Wie ihm ergeht es heute annähernd fünfzig Millionen chinesischen Jugendlichen, die sich im Alter zwischen 15 und 25 Jahren als Wanderarbeiter auf die Socken gemacht haben – hinter sich Dorf und Familie im jahrhundertealten Trott, vor sich Großstadt und Anonymität einer instabilen Moderne. Dort erwartet sie kein grenzenloses Amerika wie einst die Immigranten des 19. Jahrhunderts, sondern ein übervölkertes China, in dem der Kampf um das bisschen Wohlstand täglich härter wird.

2. Der Schulaussteiger

Wu Kai ist mit dem ersten aufblühenden Wohlstand aufgewachsen. Als er 1982 als Kind von Fabrikarbeitern in Peking zur Welt kam, stand der Kleine Steuermann Deng Xiaoping kurz vorm Höhepunkt seiner Macht. Deng öffnete damals ein jahrzehntelang verschlossenes China zur Welt, und Wu Kai ist durch und durch ein Kind dieser Öffnung.

Sein täglicher selbst gewählter Standort ist das Kentucky-Fried-Chicken-Restaurant neben dem Arbeiterkrankenhaus. Wu Kai fällt auf. Nicht wegen des knalligen T-Shirts und der Schlackerjeans – das tragen heute alle Stadtjugendlichen. Aber Wu Kais lange, rot gefärbte Haare ziehen die Blicke der Gleichaltrigen an. Wer kann sich so einen Auftritt schon leisten? Nur ein Schulaussteiger. „Ich hatte keine Lust mehr auf die Berufsschule“, erzählt er achselzuckend. Nach der regulären Mittelschule, die bis zum neunten und letzten Pflichtschuljahr geht, hatte der schlechte Notendurchschnitt ihm keine Wahl gelassen: Er wurde der Berufsschule für Buchhaltung zugeteilt. Das passte ihm nicht. Lieber wollte er die Nacht am Computer verbringen und tagsüber schlafen. Die Eltern warnten ihren einzigen Sohn, dass er nach einer abgebrochenen Schullaufbahn nirgends eine weiterführende Ausbildung erhalten würde. Sie drohten, ihn rauszuschmeißen. Doch Wu Kai setzte sich durch und wohnt weiterhin bei den Eltern. Jetzt führt er ein angenehmes Leben.
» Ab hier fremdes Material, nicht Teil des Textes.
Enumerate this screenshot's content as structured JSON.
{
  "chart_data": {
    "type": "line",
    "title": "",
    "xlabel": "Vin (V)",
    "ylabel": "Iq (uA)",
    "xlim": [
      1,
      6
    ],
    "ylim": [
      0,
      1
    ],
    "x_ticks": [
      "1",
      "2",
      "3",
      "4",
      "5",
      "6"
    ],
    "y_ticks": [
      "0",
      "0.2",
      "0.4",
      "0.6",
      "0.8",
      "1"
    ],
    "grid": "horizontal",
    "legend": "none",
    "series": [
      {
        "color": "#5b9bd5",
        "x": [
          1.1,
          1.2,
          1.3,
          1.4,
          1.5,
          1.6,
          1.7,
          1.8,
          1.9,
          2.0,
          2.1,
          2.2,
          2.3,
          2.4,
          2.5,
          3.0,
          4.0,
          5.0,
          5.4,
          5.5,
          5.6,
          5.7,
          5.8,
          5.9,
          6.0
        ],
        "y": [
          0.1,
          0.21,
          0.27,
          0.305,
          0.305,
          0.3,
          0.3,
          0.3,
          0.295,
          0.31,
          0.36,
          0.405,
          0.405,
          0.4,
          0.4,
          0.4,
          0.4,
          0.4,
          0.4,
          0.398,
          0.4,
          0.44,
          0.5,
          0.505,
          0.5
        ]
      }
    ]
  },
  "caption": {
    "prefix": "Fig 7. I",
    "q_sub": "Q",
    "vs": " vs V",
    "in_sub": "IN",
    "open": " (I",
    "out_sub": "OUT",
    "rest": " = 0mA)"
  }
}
Wu Kai hat viele Freundinnen – schließlich sieht er gut aus und hat als Schulaussteiger Mut bewiesen. Sex ist für ihn kein Tabu wie für andere. Frauenemanzipation findet er „in Ordnung“, „aber wenn ein Mädchen schwanger ist, gehört es zur Abtreibung ins Krankenhaus.“ Locker soll das klingen. Dabei gibt es in China bis heute keinen Aufklärungsunterricht, der den Namen verdient.

Abends spielt Wu Kai gern Billard. Dann steigt er hinab in die Kellerbars der Stadt, wo nicht nur brave Berufsschüler verkehren, sondern Bandenbosse und Prostituierte. Aber er hat keine Angst. Er würde gern Schauspieler werden, liebt Arnold Schwarzenegger und die Backstreet Boys und sagt: „Ich mag Amerika, wo man protestieren darf und ausdrücken kann, was man will.“ Wie aber will er mit dieser Einstellung im kommunistischen China erwachsen werden?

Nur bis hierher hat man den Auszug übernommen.